Valutare l’impatto generato sulla comunità e sulle persone che la abitano non è sempre facile: mentre la misurazione dell’impatto ambientale ha strumenti e indicatori conosciuti, è ancora difficile valutare le ricadute in ambito sociale. Anche per questo è urgente definire metriche e strumenti condivisi per la misurazione e la valutazione dell’impatto sociale.
Dal pink washing all’health washing
Si parla di pink washing quando un’organizzazione racconta di essere solidale nei confronti delle donne e a favore dell’emancipazione femminile ma a fronte di questa dichiarazione non esiste un reale impegno. Purtroppo in questi casi l’obiettivo è migliorare le vendite o l’immagine dell’impresa facendo leva sul desiderio di giustizia e di inclusività delle persone. Il fenomeno è trasversale a settori diversi e i consumatori si sono talmente abituati a questi messaggi che raramente si chiedono se l’impegno dell’impresa è reale e se, per esempio, l’organizzazione sta riducendo il gender gap o facilitando la presenza di donne ai livelli apicali.
Negli ultimi anni sono nati altri neologismi per indicare comportamenti delle organizzazioni che gli stakeholder giudicano scorretti. Per esempio si definisce rainbow washing “l’atto di utilizzare i colori dell’arcobaleno per indicare il progressivo supporto per l’uguaglianza LGBTQ+, acquistando credibilità da parte dei consumatori, ma con il minimo sforzo o risvolto pragmatico”. In questo caso vengono messe sotto accusa le imprese che realizzano prodotti o campagne con messaggi di inclusività durante il mese del Pride senza averlo mai fatto prima.
Ma esistono altre varianti di washing come per esempio il bee washing, quando un’azienda dichiara di essere attenta all’ambiente e amica delle api solo perché ha posizionato un alveare sul tetto.

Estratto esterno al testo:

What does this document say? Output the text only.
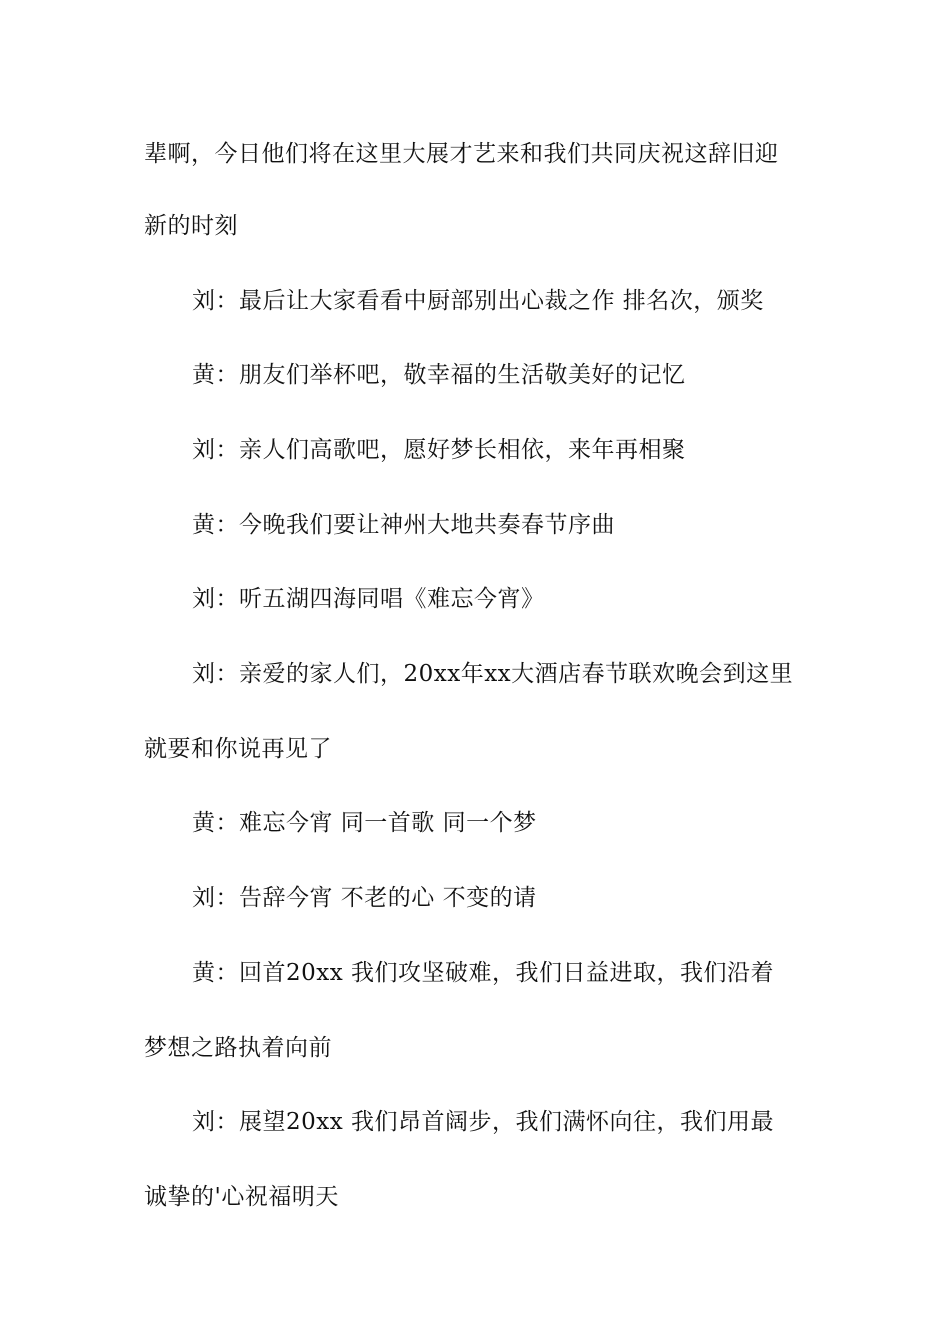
辈啊，今日他们将在这里大展才艺来和我们共同庆祝这辞旧迎
新的时刻
刘：最后让大家看看中厨部别出心裁之作 排名次，颁奖
黄：朋友们举杯吧，敬幸福的生活敬美好的记忆
刘：亲人们高歌吧，愿好梦长相依，来年再相聚
黄：今晚我们要让神州大地共奏春节序曲
刘：听五湖四海同唱《难忘今宵》
刘：亲爱的家人们，20xx年xx大酒店春节联欢晚会到这里
就要和你说再见了
黄：难忘今宵 同一首歌 同一个梦
刘：告辞今宵 不老的心 不变的请
黄：回首20xx 我们攻坚破难，我们日益进取，我们沿着
梦想之路执着向前
刘：展望20xx 我们昂首阔步，我们满怀向往，我们用最
诚挚的'心祝福明天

Oppure si può parlare di circular washing quando l’azienda realizza azioni che apparentemente hanno una ricaduta positiva per l’ambiente ma non racconta se sta modificando processi e prodotti secondo i principi dell’economia circolare.
Si parla invece di health washing quando una campagna vuole far apparire un prodotto più sano di quanto non sia in realtà. In questi casi vengono utilizzate parole e immagini riconducibili allo star bene per raggiungere persone interessate a scegliere prodotti salutari, oppure vengono realizzate campagne che mettono in cattiva luce la dieta vegetariana o vegana per sostenere l’idea che il regime alimentare migliore è quello basato sul consumo di carne. Come giustificazione di questa posizione si fa riferimento al fatto che gli uomini della preistoria, grazie a una dieta quasi totalmente a base di carne, erano in grado di affrontare situazioni difficili e combattere ogni tipo di avversario. Un’interpretazione assurda che però può far presa su un consumatore culturalmente debole e non preparato.

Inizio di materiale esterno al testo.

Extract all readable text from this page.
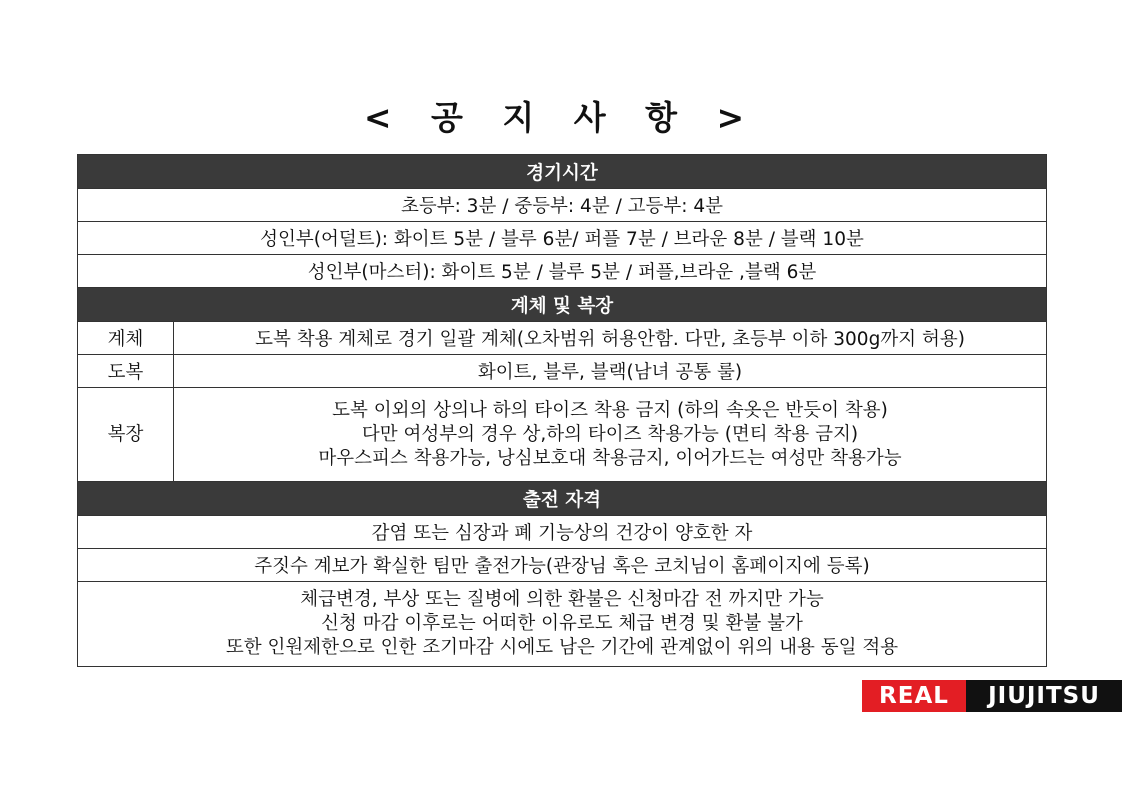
< 공 지 사 항 >
경기시간	
초등부: 3분 / 중등부: 4분 / 고등부: 4분	
성인부(어덜트): 화이트 5분 / 블루 6분/ 퍼플 7분 / 브라운 8분 / 블랙 10분	
성인부(마스터): 화이트 5분 / 블루 5분 / 퍼플,브라운 ,블랙 6분	
계체 및 복장	
계체	도복 착용 계체로 경기 일괄 계체(오차범위 허용안함. 다만, 초등부 이하 300g까지 허용)
도복	화이트, 블루, 블랙(남녀 공통 룰)
복장	도복 이외의 상의나 하의 타이즈 착용 금지 (하의 속옷은 반듯이 착용)
다만 여성부의 경우 상,하의 타이즈 착용가능 (면티 착용 금지)
마우스피스 착용가능, 낭심보호대 착용금지, 이어가드는 여성만 착용가능

출전 자격	
감염 또는 심장과 폐 기능상의 건강이 양호한 자	
주짓수 계보가 확실한 팀만 출전가능(관장님 혹은 코치님이 홈페이지에 등록)	

체급변경, 부상 또는 질병에 의한 환불은 신청마감 전 까지만 가능
신청 마감 이후로는 어떠한 이유로도 체급 변경 및 환불 불가
또한 인원제한으로 인한 조기마감 시에도 남은 기간에 관계없이 위의 내용 동일 적용	
REAL	JIUJITSU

È facile immaginare che nasceranno presto nuovi neologismi come, per esempio, system washing ad indicare un cambiamento che viene raccontato come sistemico ma non lo è, oppure COP washing come è accaduto durante la COP28 di Dubai.
Il greenhushing, un problema reale
Ma c’è un pericolo che allarma più dei diversi washing: è il greenhushing, il “silenzio verde”, un fenomeno in aumento in particolare tra grandi aziende americane. Alcune organizzazioni scelgono infatti il silenzio nel tentativo di evitare controlli e accuse di greenwashing. E proprio perché non “parlano” risulta difficile scoprire chi ha scelto questa strada ed è impossibile riuscire a valutare gli eventuali progressi messi in atto per andare verso modalità di produzione più sostenibili.
In qualche caso quella del greenhushing può essere una decisione presa in buona fede: per esempio, quando un’azienda ha appena avviato un percorso di sostenibilità e teme di non aver ancora fatto abbastanza per promuoversi come sostenibile.
In generale possiamo dire che il greenhushing è un paradosso: per non correre rischi, l’impresa nasconde quello che potrebbe rappresentare un punto di forza. Purtroppo se il fenomeno si diffonderà il problema sarà quello di veder aumentare la diffidenza degli stakeholder e lo scetticismo dei consumatori.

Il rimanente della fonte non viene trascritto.